I will tell you of the tricks the Count of Eu used to play on us.
I had built a hut, where I used to take my meals,—I and my knights—lighted through the doorway. Now the doorway gave onto the Count of Eu’s quarters; and he, who was very ingenious, made a little machine to throw into it, and used to watch when we went to table, and set up his machine in a line with our table and break our jugs and glasses. 
I’m terribly amused by this. My first thought is, what kind of machine is it? Surely it’s a tiny version of the siege engines they may have been using in actual warfare. A catapult? A trebuchet? Ballistas were known for their accuracy, but the passage specifically says “throw.”

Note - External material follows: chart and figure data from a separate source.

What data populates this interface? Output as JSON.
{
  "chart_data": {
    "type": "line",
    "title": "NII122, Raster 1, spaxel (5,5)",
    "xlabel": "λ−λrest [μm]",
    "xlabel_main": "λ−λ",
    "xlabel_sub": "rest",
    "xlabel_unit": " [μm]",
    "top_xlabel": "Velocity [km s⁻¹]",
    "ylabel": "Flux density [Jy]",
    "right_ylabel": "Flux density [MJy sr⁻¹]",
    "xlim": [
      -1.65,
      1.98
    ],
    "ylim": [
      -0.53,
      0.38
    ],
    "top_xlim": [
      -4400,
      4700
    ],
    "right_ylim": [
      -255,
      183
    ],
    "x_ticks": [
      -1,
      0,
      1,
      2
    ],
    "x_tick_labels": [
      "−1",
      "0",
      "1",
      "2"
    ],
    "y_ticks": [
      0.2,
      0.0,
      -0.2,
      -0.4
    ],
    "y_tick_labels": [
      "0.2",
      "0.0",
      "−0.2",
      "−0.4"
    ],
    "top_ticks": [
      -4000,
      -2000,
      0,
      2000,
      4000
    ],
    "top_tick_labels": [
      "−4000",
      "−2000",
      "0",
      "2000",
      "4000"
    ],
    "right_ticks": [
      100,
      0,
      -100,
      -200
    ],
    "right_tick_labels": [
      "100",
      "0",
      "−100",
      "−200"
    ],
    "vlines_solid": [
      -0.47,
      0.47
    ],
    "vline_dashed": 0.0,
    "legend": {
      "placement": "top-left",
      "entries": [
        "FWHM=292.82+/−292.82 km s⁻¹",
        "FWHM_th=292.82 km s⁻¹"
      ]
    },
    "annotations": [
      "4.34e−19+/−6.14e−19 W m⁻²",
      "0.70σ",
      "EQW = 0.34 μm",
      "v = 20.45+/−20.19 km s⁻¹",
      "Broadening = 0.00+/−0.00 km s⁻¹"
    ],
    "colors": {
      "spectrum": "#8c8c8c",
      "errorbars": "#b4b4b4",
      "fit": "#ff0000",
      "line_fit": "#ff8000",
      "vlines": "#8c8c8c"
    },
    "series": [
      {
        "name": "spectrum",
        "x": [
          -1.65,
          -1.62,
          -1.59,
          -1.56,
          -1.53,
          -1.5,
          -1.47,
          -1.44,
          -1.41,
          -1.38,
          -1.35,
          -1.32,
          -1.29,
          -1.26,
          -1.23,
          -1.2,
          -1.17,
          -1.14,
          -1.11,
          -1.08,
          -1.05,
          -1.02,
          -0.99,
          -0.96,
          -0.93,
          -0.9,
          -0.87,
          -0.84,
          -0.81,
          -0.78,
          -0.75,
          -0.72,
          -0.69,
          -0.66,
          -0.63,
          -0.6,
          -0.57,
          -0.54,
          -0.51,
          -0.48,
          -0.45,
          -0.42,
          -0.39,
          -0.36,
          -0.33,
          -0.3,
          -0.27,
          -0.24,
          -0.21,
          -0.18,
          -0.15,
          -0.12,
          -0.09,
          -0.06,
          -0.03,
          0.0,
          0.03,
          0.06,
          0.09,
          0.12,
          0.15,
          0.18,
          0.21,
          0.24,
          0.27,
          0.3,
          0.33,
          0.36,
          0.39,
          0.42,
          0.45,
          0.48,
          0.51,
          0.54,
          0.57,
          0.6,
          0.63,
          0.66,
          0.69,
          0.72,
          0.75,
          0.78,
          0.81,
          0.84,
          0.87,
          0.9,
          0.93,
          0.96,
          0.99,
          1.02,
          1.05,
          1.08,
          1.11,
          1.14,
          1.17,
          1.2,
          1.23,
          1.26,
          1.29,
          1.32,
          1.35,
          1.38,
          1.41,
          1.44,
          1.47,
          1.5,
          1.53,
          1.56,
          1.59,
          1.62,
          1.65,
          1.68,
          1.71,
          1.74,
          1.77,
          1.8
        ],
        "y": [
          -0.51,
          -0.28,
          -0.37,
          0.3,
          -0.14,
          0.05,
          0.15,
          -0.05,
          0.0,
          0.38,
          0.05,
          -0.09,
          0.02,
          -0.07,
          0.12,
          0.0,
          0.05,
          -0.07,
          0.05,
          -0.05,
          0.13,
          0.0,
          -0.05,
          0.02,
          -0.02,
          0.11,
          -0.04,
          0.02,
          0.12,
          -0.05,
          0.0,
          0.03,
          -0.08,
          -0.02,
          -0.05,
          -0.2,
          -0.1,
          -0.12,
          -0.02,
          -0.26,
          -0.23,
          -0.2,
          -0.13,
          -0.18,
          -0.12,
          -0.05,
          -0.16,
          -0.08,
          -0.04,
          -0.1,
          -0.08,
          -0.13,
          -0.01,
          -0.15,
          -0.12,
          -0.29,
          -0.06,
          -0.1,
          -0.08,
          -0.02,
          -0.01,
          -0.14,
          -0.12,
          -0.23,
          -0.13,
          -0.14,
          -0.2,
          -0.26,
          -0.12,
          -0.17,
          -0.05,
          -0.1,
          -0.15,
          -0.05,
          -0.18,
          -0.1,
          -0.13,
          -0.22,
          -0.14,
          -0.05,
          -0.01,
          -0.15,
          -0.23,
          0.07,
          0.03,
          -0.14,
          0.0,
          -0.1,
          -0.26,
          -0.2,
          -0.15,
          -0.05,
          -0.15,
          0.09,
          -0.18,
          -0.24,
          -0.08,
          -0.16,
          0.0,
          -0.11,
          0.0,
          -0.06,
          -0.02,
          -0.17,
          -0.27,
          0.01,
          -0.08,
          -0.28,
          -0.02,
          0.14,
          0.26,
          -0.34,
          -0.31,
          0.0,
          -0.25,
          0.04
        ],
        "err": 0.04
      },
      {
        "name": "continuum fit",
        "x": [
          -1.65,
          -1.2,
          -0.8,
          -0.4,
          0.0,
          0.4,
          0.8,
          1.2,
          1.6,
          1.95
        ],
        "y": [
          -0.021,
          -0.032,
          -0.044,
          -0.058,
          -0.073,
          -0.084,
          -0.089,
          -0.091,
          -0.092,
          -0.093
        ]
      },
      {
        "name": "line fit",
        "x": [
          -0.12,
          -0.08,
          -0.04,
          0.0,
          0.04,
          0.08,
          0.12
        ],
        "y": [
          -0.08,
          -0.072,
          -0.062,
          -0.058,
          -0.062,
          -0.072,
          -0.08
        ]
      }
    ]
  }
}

This passage leaves me with the mental image of a grown man in armor gleefully plopping himself on the ground outside Joinville’s doorway and aiming a tiny catapult. Not only has Eu had the time and will to build this tiny siege engine, but he uses it repeatedly, enough times to really annoy Joinville. He has good aim, too. I’ll bet Eu likes Joinville’s company because Joinville is the only person willing to put up with him.
If you would like your own tiny siege engine, I recommend finding Siege the Day at a Renaissance faire. Their quality is superb and the staff is excellent. I would have purchased a catapult for my office, but I don’t have an office.
- Wedgewood, Ethel, The Memoirs of the Lord of Joinville by Jean de Joinville (London, Murray: 1906) 299-300.